The ontological status of western science and medicine

Alex Hankey 1,
PMCID: PMC3487236  PMID: 23125507

Abstract

This paper traces the revolutionary changes that have transformed the ontological status of western physics and biology over the last thirty years, so as to show in detail how they have moved towards the perspective of the Vedic sciences. From this it appears that Ayurveda's more holistic approach is no longer in opposition to the views of physics and biology. In physics, experimental verification of phenomena associated with quantum correlations have forced scientists to accept that the macroscopic world is not strongly objective: traditional western scientific ontology stands rejected. One consequence is that the world is not necessarily reductionist i.e. based solely on the properties of its tiniest constituents. In biology, the 1930's discovery of homeostasis has reached a natural climax: the feedback instabilities, identified by Norbert Wiener as inevitably accompanying control processes, are now recognized to be states of optimal regulation, where organisms centre their function. The non-reductive properties of these states clearly distinguish the theory of control from previous physical theories; they now occupy the centre-stage of life. Possibly against expectation, their non-reductive nature makes their physics holistic: western biology seems to have broken free of reductionist physics. When Ayurveda and bioscience are compared in light of these little appreciated advances in fundamental science, the supposed differences between them are vastly reduced – they practically dissolve. Instead of being poles apart, the ontologies of western science and Ayurveda seem to have become almost identical.

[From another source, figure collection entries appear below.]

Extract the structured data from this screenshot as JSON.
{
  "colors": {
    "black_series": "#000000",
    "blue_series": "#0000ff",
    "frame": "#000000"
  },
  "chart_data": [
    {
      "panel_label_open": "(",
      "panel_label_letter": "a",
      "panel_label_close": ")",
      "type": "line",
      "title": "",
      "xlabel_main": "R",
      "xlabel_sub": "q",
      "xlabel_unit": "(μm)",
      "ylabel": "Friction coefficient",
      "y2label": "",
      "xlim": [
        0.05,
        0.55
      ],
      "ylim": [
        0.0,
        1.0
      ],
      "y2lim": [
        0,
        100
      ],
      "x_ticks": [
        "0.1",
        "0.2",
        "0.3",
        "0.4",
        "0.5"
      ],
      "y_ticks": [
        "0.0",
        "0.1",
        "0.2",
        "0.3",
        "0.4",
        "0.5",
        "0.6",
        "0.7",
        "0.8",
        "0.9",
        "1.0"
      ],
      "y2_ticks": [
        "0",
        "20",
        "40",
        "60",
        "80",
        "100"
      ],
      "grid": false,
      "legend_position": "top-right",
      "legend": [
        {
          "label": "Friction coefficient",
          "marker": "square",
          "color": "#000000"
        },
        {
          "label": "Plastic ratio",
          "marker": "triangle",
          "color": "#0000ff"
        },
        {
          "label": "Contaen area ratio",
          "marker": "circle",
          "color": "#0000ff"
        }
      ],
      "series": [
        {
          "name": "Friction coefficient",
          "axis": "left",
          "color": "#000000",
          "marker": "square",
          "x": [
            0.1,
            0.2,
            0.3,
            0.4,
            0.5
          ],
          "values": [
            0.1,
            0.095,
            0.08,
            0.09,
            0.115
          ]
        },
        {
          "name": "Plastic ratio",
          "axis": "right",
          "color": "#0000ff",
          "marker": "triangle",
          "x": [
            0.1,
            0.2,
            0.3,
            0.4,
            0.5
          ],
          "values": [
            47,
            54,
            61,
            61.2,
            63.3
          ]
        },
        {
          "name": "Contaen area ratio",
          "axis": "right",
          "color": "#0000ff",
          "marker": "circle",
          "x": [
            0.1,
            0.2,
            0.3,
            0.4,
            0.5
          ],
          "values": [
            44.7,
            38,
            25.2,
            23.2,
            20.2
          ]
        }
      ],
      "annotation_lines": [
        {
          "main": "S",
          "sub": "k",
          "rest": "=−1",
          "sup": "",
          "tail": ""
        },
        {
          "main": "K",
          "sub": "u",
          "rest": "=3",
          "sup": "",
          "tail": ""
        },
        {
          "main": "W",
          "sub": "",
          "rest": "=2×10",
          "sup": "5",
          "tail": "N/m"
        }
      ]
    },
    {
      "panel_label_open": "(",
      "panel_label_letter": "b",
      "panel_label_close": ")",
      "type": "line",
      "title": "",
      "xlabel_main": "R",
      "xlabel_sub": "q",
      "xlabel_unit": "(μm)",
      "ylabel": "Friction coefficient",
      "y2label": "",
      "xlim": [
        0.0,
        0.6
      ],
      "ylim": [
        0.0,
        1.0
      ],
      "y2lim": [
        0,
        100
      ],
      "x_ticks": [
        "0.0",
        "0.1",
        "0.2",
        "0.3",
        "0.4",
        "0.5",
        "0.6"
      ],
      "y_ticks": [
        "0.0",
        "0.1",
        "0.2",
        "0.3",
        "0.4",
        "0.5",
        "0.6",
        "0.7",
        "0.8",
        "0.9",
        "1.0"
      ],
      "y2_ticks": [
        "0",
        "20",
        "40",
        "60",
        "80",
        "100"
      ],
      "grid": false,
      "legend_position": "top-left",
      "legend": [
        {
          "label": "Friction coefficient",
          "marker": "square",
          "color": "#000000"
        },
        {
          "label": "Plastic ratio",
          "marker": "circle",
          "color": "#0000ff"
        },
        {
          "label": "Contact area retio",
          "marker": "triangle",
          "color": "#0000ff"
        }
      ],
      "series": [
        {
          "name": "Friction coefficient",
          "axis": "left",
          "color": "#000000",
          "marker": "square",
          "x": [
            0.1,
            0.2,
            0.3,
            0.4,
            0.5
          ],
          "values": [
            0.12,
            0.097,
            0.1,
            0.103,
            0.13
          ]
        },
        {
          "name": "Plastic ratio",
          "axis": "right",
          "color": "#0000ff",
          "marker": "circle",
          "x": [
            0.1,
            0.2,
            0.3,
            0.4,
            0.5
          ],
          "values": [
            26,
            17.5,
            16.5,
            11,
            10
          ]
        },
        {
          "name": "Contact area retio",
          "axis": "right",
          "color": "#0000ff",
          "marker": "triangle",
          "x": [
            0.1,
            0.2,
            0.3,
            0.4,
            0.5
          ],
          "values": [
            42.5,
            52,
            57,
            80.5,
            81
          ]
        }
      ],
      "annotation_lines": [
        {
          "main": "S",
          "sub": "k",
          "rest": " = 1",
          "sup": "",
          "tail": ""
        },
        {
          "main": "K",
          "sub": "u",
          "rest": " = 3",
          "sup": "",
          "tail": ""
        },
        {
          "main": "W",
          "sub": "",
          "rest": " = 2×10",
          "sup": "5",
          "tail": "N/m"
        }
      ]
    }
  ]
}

Keywords: Criticality, holistic biology, holistic physics, ontology, quantum reality

INTRODUCTION

The previous issue of J-AIM contains an article by Jayakrishna Nayak[1] concerning differences in approach and outlook between Ayurveda and modern science. In his analysis, Nayak pays particular attention to science's reductionist perspective that was dominant in the mid-20th century, contrasting it with the more holistic world-view of the Vedic sciences in general and Ayurveda in particular. This approach, however, needs to be augmented by radical changes in the foundations of both physics and biology that have taken place in recent decades. These revolutionary changes seem to have brought the world view of modern science more in tune with that of Ayurveda. When taken into account, comparisons of Vedic sciences with modern science reach different conclusions, as this article attempts to describe.

Physics, for example, now denies that the nature of the universe is purely objective, as outlined in the next section.[2] As further described, this has strong implications for the concept of reductionism: that all phenomena can be understood in terms of the smallest identifiable components of matter. Reductionism finds its origin in objective reality, and denial of the latter greatly weakens its status. Reductionism has been further weakened by the mathematical physics of regulation and control, as described in the third section.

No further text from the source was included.